Compared to other studies [37-40], reevaluation was performed relatively earlier, at 4 weeks postoperatively since this study was designed to focus on the sole effects of csDMARDs on the response to nonsurgical periodontal treatment while minimizing the interfering effect of each patient's ability to perform proper oral hygiene in long-term follow-up study. Ideally, if another group of RA, who were treated only by nonsurgical periodontal therapy, were set, the adjunctive effects of DMARDs would have been clearly shown. We were not able to set this group of RA because csDMARDs must be inevitably prescribed to the RA patients to prevent the exacerbation of RA symptoms as soon as the RA diagnosis is confirmed [41]. The subgroup of HCQ + SSZ in the RA group was also not set because of our doctors' preference in the prescription.

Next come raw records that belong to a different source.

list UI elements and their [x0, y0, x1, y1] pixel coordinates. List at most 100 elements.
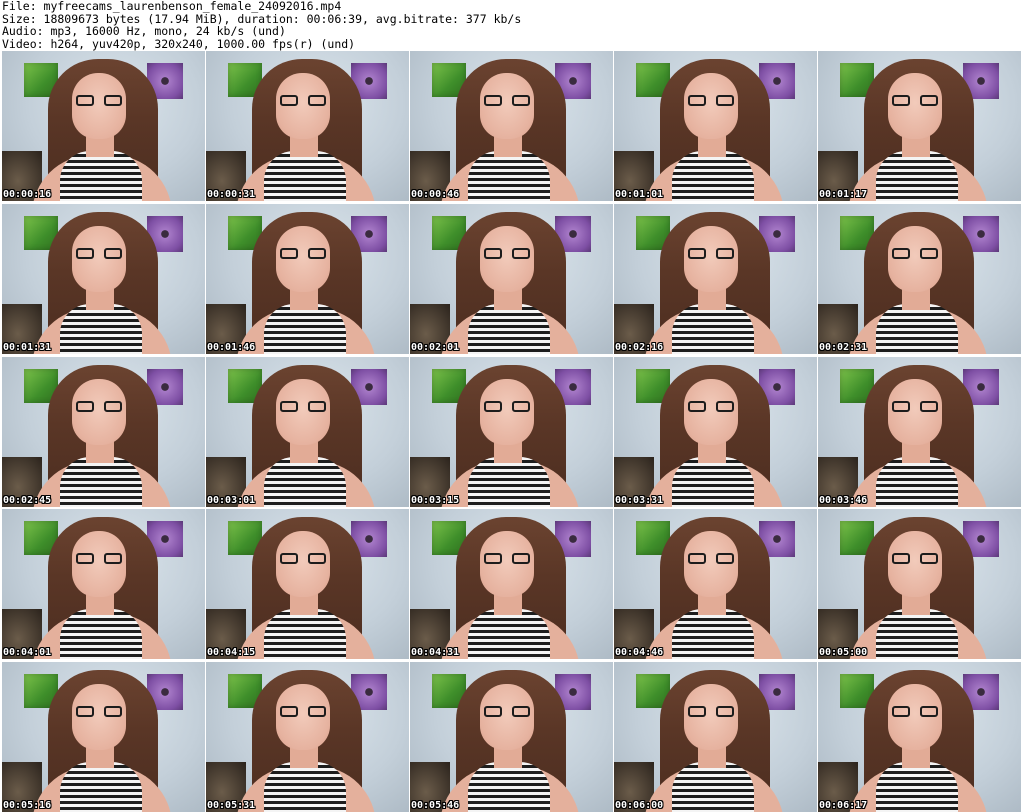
thumbnail-timestamp: 00:02:45: [3, 495, 52, 506]
video-thumbnail: 00:04:31: [410, 509, 613, 659]
video-thumbnail: 00:04:01: [2, 509, 205, 659]
thumbnail-top: [876, 151, 958, 201]
thumbnail-timestamp: 00:03:15: [411, 495, 460, 506]
thumbnail-top: [264, 609, 346, 659]
thumbnail-timestamp: 00:01:31: [3, 342, 52, 353]
thumbnail-glasses: [688, 95, 734, 107]
video-thumbnail: 00:01:31: [2, 204, 205, 354]
thumbnail-timestamp: 00:02:01: [411, 342, 460, 353]
video-thumbnail: 00:04:46: [614, 509, 817, 659]
thumbnail-timestamp: 00:03:01: [207, 495, 256, 506]
video-thumbnail: 00:05:31: [206, 662, 409, 812]
thumbnail-top: [264, 151, 346, 201]
video-thumbnail: 00:01:46: [206, 204, 409, 354]
thumbnail-glasses: [280, 553, 326, 565]
thumbnail-glasses: [76, 95, 122, 107]
video-thumbnail: 00:00:46: [410, 51, 613, 201]
thumbnail-glasses: [280, 706, 326, 718]
thumbnail-glasses: [688, 553, 734, 565]
audio-info-line: Audio: mp3, 16000 Hz, mono, 24 kb/s (und…: [2, 24, 286, 38]
thumbnail-timestamp: 00:01:46: [207, 342, 256, 353]
thumbnail-glasses: [484, 553, 530, 565]
thumbnail-top: [876, 457, 958, 507]
thumbnail-timestamp: 00:05:46: [411, 800, 460, 811]
video-thumbnail: 00:02:31: [818, 204, 1021, 354]
video-thumbnail: 00:03:31: [614, 357, 817, 507]
thumbnail-timestamp: 00:06:00: [615, 800, 664, 811]
video-thumbnail: 00:01:17: [818, 51, 1021, 201]
thumbnail-timestamp: 00:04:01: [3, 647, 52, 658]
thumbnail-glasses: [484, 248, 530, 260]
video-thumbnail: 00:01:01: [614, 51, 817, 201]
thumbnail-glasses: [76, 706, 122, 718]
video-thumbnail: 00:03:01: [206, 357, 409, 507]
thumbnail-top: [264, 457, 346, 507]
thumbnail-glasses: [484, 95, 530, 107]
thumbnail-top: [672, 762, 754, 812]
thumbnail-glasses: [892, 95, 938, 107]
thumbnail-timestamp: 00:00:31: [207, 189, 256, 200]
thumbnail-top: [876, 762, 958, 812]
thumbnail-timestamp: 00:03:46: [819, 495, 868, 506]
thumbnail-top: [672, 609, 754, 659]
thumbnail-timestamp: 00:02:16: [615, 342, 664, 353]
thumbnail-top: [876, 304, 958, 354]
thumbnail-timestamp: 00:03:31: [615, 495, 664, 506]
thumbnail-timestamp: 00:00:46: [411, 189, 460, 200]
video-info-line: Video: h264, yuv420p, 320x240, 1000.00 f…: [2, 36, 356, 51]
thumbnail-timestamp: 00:00:16: [3, 189, 52, 200]
thumbnail-top: [264, 304, 346, 354]
video-thumbnail: 00:02:01: [410, 204, 613, 354]
video-thumbnail: 00:00:16: [2, 51, 205, 201]
thumbnail-timestamp: 00:02:31: [819, 342, 868, 353]
video-thumbnail: 00:06:17: [818, 662, 1021, 812]
thumbnail-glasses: [280, 248, 326, 260]
thumbnail-glasses: [892, 706, 938, 718]
thumbnail-timestamp: 00:01:17: [819, 189, 868, 200]
thumbnail-timestamp: 00:05:00: [819, 647, 868, 658]
thumbnail-top: [672, 304, 754, 354]
video-thumbnail: 00:00:31: [206, 51, 409, 201]
thumbnail-glasses: [280, 95, 326, 107]
thumbnail-top: [672, 151, 754, 201]
thumbnail-top: [468, 304, 550, 354]
video-thumbnail: 00:05:00: [818, 509, 1021, 659]
thumbnail-glasses: [892, 553, 938, 565]
file-info-header: File: myfreecams_laurenbenson_female_240…: [2, 0, 1022, 50]
thumbnail-top: [60, 609, 142, 659]
thumbnail-glasses: [484, 706, 530, 718]
thumbnail-glasses: [76, 401, 122, 413]
video-thumbnail: 00:04:15: [206, 509, 409, 659]
thumbnail-top: [876, 609, 958, 659]
thumbnail-top: [264, 762, 346, 812]
thumbnail-top: [672, 457, 754, 507]
thumbnail-timestamp: 00:04:15: [207, 647, 256, 658]
thumbnail-top: [60, 151, 142, 201]
thumbnail-glasses: [892, 248, 938, 260]
thumbnail-top: [468, 762, 550, 812]
thumbnail-glasses: [76, 248, 122, 260]
thumbnail-top: [468, 609, 550, 659]
thumbnail-glasses: [688, 401, 734, 413]
thumbnail-glasses: [484, 401, 530, 413]
thumbnail-timestamp: 00:06:17: [819, 800, 868, 811]
file-name-line: File: myfreecams_laurenbenson_female_240…: [2, 0, 342, 13]
thumbnail-timestamp: 00:04:46: [615, 647, 664, 658]
thumbnail-glasses: [280, 401, 326, 413]
video-thumbnail: 00:05:16: [2, 662, 205, 812]
video-thumbnail: 00:06:00: [614, 662, 817, 812]
thumbnail-glasses: [76, 553, 122, 565]
video-thumbnail: 00:05:46: [410, 662, 613, 812]
thumbnail-top: [60, 457, 142, 507]
thumbnail-glasses: [688, 248, 734, 260]
thumbnail-top: [468, 457, 550, 507]
thumbnail-grid: 00:00:16 00:00:31 00:00:46 00:01:01 00:01:17…: [2, 51, 1022, 812]
video-thumbnail: 00:03:15: [410, 357, 613, 507]
thumbnail-timestamp: 00:05:31: [207, 800, 256, 811]
thumbnail-glasses: [688, 706, 734, 718]
thumbnail-timestamp: 00:04:31: [411, 647, 460, 658]
thumbnail-top: [60, 762, 142, 812]
thumbnail-timestamp: 00:05:16: [3, 800, 52, 811]
thumbnail-timestamp: 00:01:01: [615, 189, 664, 200]
video-thumbnail: 00:02:16: [614, 204, 817, 354]
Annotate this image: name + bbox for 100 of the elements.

The present study provides clinical evidence that the common csDMARDs might have an adjunctive effect on response to nonsurgical periodontal treatment in patients with RA. There was no statistically significant difference of DAS 28-ESR in the subgroups of RA; therefore, the beneficial effect of nonsurgical periodontal treatment for periodontitis might be more associated with the csDMARDs than the systemic amelioration of RA. Inflammation, however, is an intricate multiple step response triggered by various stimuli and csDMARDs can be involved in several stages in the inflammatory cascade. Further research is required to investigate the precise mechanism of csDMARDs in the pathway of periodontal inflammation and longer follow-up studies are necessary to determine the sustainability of this beneficial effects of the csDMARDs to nonsurgical periodontal treatment.

5. Conclusions

Within the limitations of this study, the following conclusions can be drawn. Four weeks after scaling and root planing, the PD reduction and CAL gain were statistically significantly greater in the RA patients on csDMARDs compared to the systemically healthy patients. There was no statistically significant difference in overall response to periodontal treatment based on the combination of multiple csDMARDs, NSAIDs, and steroids prescribed. The present study provides clinical evidence that csDMARDs may have an adjunctive effect on response to nonsurgical periodontal treatment in patients with RA.